パソコン通信とfacebook
コンピューターネットワークにパソコン通信の時から携わっています。
考えてみれば、もう20年以上になりますね。
パソコン通信は、一台のホストコンピューター(パソコン)に、会員がアクセスしし、会員の書き込みを確認しながら、自らが書き込んで、情報交流するものでした。
やっていた当時は、離れた場所にいても、趣味や関心事でつながりができ、新たな人の輪ができることに興奮し、没頭したものでした。
電話回線を使用して、ホストに接続する形式で、ネットワークとしては閉鎖系。
当時は「パソ通」に関心を持っている人も少なく、地域で結びつけられた仲間は「われわれは時代の最先端を行っている」という意識があり、独特の高揚感がありました。

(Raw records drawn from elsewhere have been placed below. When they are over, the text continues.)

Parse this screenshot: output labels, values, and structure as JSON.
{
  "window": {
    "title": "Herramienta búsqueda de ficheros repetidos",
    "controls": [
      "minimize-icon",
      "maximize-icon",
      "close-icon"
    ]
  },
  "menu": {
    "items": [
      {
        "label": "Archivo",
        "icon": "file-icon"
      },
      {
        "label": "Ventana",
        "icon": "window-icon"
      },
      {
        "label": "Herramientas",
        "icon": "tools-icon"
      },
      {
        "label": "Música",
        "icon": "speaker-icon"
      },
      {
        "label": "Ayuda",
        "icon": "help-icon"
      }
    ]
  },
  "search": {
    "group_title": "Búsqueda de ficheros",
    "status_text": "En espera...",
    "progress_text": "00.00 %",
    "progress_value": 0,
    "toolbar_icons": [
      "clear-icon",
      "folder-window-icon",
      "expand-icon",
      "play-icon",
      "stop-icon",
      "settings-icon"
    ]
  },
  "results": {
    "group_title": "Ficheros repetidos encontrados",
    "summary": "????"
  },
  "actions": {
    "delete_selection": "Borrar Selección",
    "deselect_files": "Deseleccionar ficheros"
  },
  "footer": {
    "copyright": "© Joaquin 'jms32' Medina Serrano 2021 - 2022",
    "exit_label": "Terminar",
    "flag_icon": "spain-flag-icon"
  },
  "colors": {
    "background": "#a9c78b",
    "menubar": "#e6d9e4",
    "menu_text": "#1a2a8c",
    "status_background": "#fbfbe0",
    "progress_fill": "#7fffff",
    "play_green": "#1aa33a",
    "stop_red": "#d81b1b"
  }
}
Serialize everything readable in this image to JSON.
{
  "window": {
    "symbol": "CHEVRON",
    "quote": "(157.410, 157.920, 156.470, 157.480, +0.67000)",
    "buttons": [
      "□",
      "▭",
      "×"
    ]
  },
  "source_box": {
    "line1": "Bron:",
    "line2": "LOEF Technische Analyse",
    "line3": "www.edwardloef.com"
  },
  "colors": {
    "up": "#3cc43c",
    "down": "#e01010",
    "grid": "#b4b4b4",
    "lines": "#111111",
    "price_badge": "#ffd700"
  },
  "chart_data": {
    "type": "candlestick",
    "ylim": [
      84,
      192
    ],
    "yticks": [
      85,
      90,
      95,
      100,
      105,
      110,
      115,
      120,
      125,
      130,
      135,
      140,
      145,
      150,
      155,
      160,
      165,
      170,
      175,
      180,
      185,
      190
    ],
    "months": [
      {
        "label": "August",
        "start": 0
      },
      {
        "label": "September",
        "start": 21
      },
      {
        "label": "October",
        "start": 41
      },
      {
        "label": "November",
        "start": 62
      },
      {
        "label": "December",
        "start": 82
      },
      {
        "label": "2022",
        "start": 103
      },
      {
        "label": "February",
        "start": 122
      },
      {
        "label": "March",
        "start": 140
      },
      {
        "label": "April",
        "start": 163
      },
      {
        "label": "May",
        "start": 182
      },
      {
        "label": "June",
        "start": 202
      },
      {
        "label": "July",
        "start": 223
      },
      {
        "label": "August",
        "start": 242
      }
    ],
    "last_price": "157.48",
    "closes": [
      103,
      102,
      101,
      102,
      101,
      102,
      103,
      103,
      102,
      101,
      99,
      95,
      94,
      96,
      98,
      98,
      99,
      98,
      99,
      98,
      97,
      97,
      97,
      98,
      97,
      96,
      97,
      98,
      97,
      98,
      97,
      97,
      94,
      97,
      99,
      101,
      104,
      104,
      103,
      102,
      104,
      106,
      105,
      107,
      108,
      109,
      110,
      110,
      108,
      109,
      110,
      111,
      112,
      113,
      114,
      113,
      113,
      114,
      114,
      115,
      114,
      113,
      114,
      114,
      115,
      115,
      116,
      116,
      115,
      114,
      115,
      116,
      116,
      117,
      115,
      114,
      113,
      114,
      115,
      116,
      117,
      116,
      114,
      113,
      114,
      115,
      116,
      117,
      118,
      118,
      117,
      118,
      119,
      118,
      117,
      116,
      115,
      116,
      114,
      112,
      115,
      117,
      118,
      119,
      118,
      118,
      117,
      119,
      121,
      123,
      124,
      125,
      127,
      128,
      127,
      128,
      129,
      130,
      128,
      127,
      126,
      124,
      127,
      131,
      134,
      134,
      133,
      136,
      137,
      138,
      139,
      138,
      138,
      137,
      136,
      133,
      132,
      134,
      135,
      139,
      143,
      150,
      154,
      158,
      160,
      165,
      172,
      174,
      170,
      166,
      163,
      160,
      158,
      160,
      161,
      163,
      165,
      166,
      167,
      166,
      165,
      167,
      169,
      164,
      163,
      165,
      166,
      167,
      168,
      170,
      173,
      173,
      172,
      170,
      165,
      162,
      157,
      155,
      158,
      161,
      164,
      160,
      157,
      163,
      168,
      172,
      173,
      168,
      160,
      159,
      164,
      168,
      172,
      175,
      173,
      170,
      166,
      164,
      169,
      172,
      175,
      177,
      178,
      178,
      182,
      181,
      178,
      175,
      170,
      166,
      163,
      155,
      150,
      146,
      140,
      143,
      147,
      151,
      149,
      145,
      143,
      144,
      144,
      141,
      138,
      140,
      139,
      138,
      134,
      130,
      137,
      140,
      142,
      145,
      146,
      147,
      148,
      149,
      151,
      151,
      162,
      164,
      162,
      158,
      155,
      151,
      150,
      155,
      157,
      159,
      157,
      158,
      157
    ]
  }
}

その後、インターネットが普及し、接続料金も安くなり、予想通り「ネット社会」が到来しました。
おぼろげながら、コンピューターネットワークでつながる人々たちが激増するいう予感がありましたが、今やスマートフォン、タブレット、携帯電話、パソコンを通じて、世界中ですさまじいほどの情報が飛び交い、中東では政権打倒まで起きてます。
ネット交流のシステムもパソコン通信から、メーリングリスト、2ちゃんねるにmixi、twitter、facebookなどのSNS(ソーシャルネットワーキングサービス)が登場しました。
以前から情報発信は実名か、匿名かという議論がありました。
実名ならば抑止効果が働き、発言に責任を持つようになる。いやいや、匿名で自由に書ける方が、交流が活発化する。
私自身は前者の立場で、自らが運営するパソコン通信やメーリングリストでは実名主義を取っていました。
ただ、匿名でmixiやtwitterを経験してみるにつれ、匿名の開放感もいいものだなあと思い始めました。
同じSNSでもmixiやtwitterが匿名の解放系であるのに対し、facebookは実名、顔写真入りの閉鎖系です。
パソコン通信をやってた時は、地域の仲間が主で、頻繁にオフ会も開き、名前と顔が一致するネットワークでした。
最近、facebookとパソ通がとても似通っていることに気が付きました。
顔見知りが多いし、実名だし、そのことが担保となって、情報の信頼性が高いです。
動画や画像表示、リンク付けといった新機能はあるにせよ、やっていることは「地域のパソ通」と同じです。
facebookが「パソコン通信の拡大版」と考えると、とても理解しやすい。
20年立って、ネット環境がぐるりと一回りして、元の居場所に帰ったような気分です。
顔見知り、閉鎖性の良さと、自由に発言できるゆるさ。
どちらも魅力的ですが、今のところfacebookに勢いを感じています。